Ек. Ник. Шадриной я доверила перед отъездом чемоданы: один с отрезами, лучшими Вашими и моими вещами — там были и Ваши галстуки, и кашне, и костюмы, и голубая скатерть (которая лежала на столе, когда Вероника Карловна принимала последнее причастие) — и мои лучшие вещички, и серебро, и новый голубой халат, и белая вуаль, которую я хранила с детства, и веселый галстук, белый с красным — последний подарок Михаила Ал<ексеевича>! — но, главное, другой. Там были самые лучшие рисунки, мои и Ваши, мои фанерки, Ваши лучшие письма, — самые любимые Ваши литографии, мои самые любимые моды. — Бакст. — Дневник Мих<аила>Ал<ексеевича>, самые дорогие фотографии нас всех, моего папы и мамы, и Натали Пушкиной, и мои, и Ваши, и королевы Александры, и обложки и гравюрки Ходовецкого, виды Старою Петербурга, записки Бахрушина и письма Гумилёва, Ваши документы: всё! Она знала, что мне и Вам это ужасно дорого, что тут и деньги и прошлое, — будущее и радость: мне кажется, что в наших письмах и в наших картинках — наша кровь, — живая и горячая, — мне кажется, что если бы я дотронулась до них, увидала их, мне стало бы сразу тепло и весело, и захотелось бы жить, — как матери, которой дали бы в руки ребенка, которого она считала погибшим.
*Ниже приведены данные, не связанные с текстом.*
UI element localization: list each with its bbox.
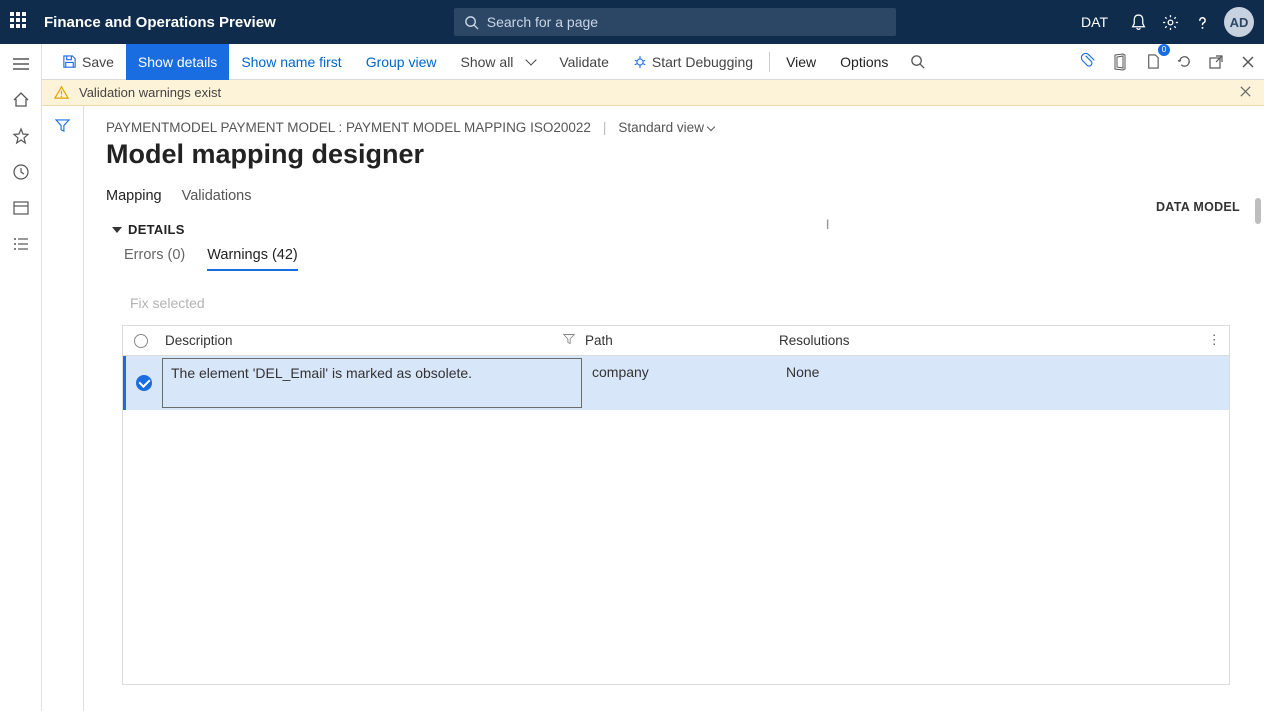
messages-icon[interactable]: 0 xyxy=(1137,47,1167,77)
fix-selected-button[interactable]: Fix selected xyxy=(130,287,1244,325)
global-search[interactable] xyxy=(454,8,896,36)
chevron-down-icon xyxy=(526,54,537,65)
close-icon[interactable] xyxy=(1233,47,1263,77)
hamburger-icon[interactable] xyxy=(11,54,31,74)
validate-button[interactable]: Validate xyxy=(547,44,621,80)
debug-icon xyxy=(633,55,647,69)
warning-message: Validation warnings exist xyxy=(79,85,221,100)
messages-badge: 0 xyxy=(1158,44,1170,56)
attachments-icon[interactable] xyxy=(1073,47,1103,77)
notifications-icon[interactable] xyxy=(1124,8,1152,36)
warning-bar: Validation warnings exist xyxy=(42,80,1264,106)
breadcrumb-path: PAYMENTMODEL PAYMENT MODEL : PAYMENT MOD… xyxy=(106,120,591,135)
scrollbar-thumb[interactable] xyxy=(1255,198,1261,224)
search-icon xyxy=(910,54,925,69)
help-icon[interactable] xyxy=(1188,8,1216,36)
popout-icon[interactable] xyxy=(1201,47,1231,77)
column-resolutions[interactable]: Resolutions xyxy=(773,333,1229,348)
find-button[interactable] xyxy=(902,44,933,80)
details-tabs: Errors (0) Warnings (42) xyxy=(124,247,1244,271)
modules-icon[interactable] xyxy=(11,234,31,254)
options-button[interactable]: Options xyxy=(828,44,900,80)
top-nav-bar: Finance and Operations Preview DAT AD xyxy=(0,0,1264,44)
favorites-icon[interactable] xyxy=(11,126,31,146)
start-debugging-button[interactable]: Start Debugging xyxy=(621,44,765,80)
show-details-button[interactable]: Show details xyxy=(126,44,229,80)
cell-resolutions: None xyxy=(780,356,1229,410)
tab-errors[interactable]: Errors (0) xyxy=(124,247,185,271)
settings-icon[interactable] xyxy=(1156,8,1184,36)
save-label: Save xyxy=(82,54,114,70)
divider xyxy=(769,52,770,72)
warning-close-icon[interactable] xyxy=(1239,85,1252,101)
search-icon xyxy=(464,15,479,30)
view-selector[interactable]: Standard view xyxy=(618,120,714,135)
collapse-icon xyxy=(112,227,122,233)
main-tabs: Mapping Validations xyxy=(106,188,1244,208)
column-menu-icon[interactable]: ⋮ xyxy=(1208,332,1222,348)
pane-resize-handle[interactable] xyxy=(826,214,832,224)
filter-pane-strip xyxy=(42,106,84,711)
recent-icon[interactable] xyxy=(11,162,31,182)
refresh-icon[interactable] xyxy=(1169,47,1199,77)
content-region: PAYMENTMODEL PAYMENT MODEL : PAYMENT MOD… xyxy=(42,106,1264,711)
column-filter-icon[interactable] xyxy=(563,333,575,348)
home-icon[interactable] xyxy=(11,90,31,110)
tab-validations[interactable]: Validations xyxy=(182,188,252,208)
show-name-first-button[interactable]: Show name first xyxy=(229,44,353,80)
page-title: Model mapping designer xyxy=(106,139,1244,170)
user-avatar[interactable]: AD xyxy=(1224,7,1254,37)
save-button[interactable]: Save xyxy=(50,44,126,80)
view-button[interactable]: View xyxy=(774,44,828,80)
left-rail xyxy=(0,44,42,711)
workspaces-icon[interactable] xyxy=(11,198,31,218)
company-selector[interactable]: DAT xyxy=(1081,14,1108,30)
filter-icon[interactable] xyxy=(55,118,70,711)
app-title: Finance and Operations Preview xyxy=(44,14,276,31)
select-all-checkbox[interactable] xyxy=(123,334,159,348)
office-icon[interactable] xyxy=(1105,47,1135,77)
show-all-button[interactable]: Show all xyxy=(449,44,548,80)
tab-warnings[interactable]: Warnings (42) xyxy=(207,247,298,271)
grid-header: Description Path Resolutions ⋮ xyxy=(123,326,1229,356)
details-header[interactable]: DETAILS xyxy=(112,222,1244,237)
row-checkbox[interactable] xyxy=(126,356,162,410)
column-description[interactable]: Description xyxy=(159,333,579,348)
breadcrumb: PAYMENTMODEL PAYMENT MODEL : PAYMENT MOD… xyxy=(106,120,1244,135)
cell-description[interactable]: The element 'DEL_Email' is marked as obs… xyxy=(162,358,582,408)
group-view-button[interactable]: Group view xyxy=(354,44,449,80)
search-input[interactable] xyxy=(487,14,886,30)
cell-path: company xyxy=(586,356,780,410)
chevron-down-icon xyxy=(707,122,715,130)
grid-row[interactable]: The element 'DEL_Email' is marked as obs… xyxy=(123,356,1229,410)
save-icon xyxy=(62,54,77,69)
column-path[interactable]: Path xyxy=(579,333,773,348)
warning-icon xyxy=(54,85,69,100)
app-launcher-icon[interactable] xyxy=(10,12,30,32)
command-bar: Save Show details Show name first Group … xyxy=(42,44,1264,80)
tab-mapping[interactable]: Mapping xyxy=(106,188,162,208)
warnings-grid: Description Path Resolutions ⋮ The eleme… xyxy=(122,325,1230,685)
data-model-panel-title: DATA MODEL xyxy=(1156,200,1240,214)
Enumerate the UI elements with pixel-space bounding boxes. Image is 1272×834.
Но Ек<атерина> Ник<олаевна> украла и растратила все наши вещи, — а этот чемодан бросила на произвол судьбы. Все это погибло. Я знаю, что в Ленинграде ели собственных детей, сходили с ума от голода, были безразличны к жизни и смерти. Но после она эвакуировалась, поправилась, приехала в Ленинград, стала зарабатывать деньги. Она перестала мне писать и не сделала ничего, чтобы попытаться разыскать то, что, может быть, уцелело — очень немногое, конечно, — помочь мне вернуться, попросить прощения, дать мне совет. Я когда-то написала вместо нее Алексею, бывшему на курорте в Западной Украине, — о самоубийстве его невесты Киры Кизеветтер, потому что для нее было невыносимо тяжело писать об этом. Она любила эту девушку и считала своего сына в какой-то степени виновным в ея смерти; я старалась сделать все, что могу, для него, в благодарность за то сочувствие и помощь, которые он выказал мне и Вашей маме за 10 дней — от Вашего и до его ареста; — я делилась с ним деньгами и верила ей и ему, как родным.

Я написала так подробно, потому что все мои дневники — за всю жизнь — погибли; если бы до Вас они дошли когда-нибудь, Вы бы узнали, как много я думала о Вас, плакала о Вас, верила в Вас. Вы бы поняли, что я не могла не верить этой женщине. Она страдала за своего сына, как я страдала за Вас. Она знала, что я хочу сберечь это все — для Вас — как утешение, как трофей, как нечто живое, как символ и залог жизни. Она знала, как я одинока. Она должна была понимать, что молодость моя уходит, а я одна, без родины, без своего искусства. Моя бедная мама умерла мучительной смертью в голодный, страшный год. Мама очень любила Вас, ждала Вашего возвращения больше всего на свете. Самыми последними сознательными ее словами были, уже в агонии, — слова о тысяче рублей, которые она велела мне спрятать от всех — на дорогу к Вам. Мама не верила в предательство Шадриной: она считала ее погибшей.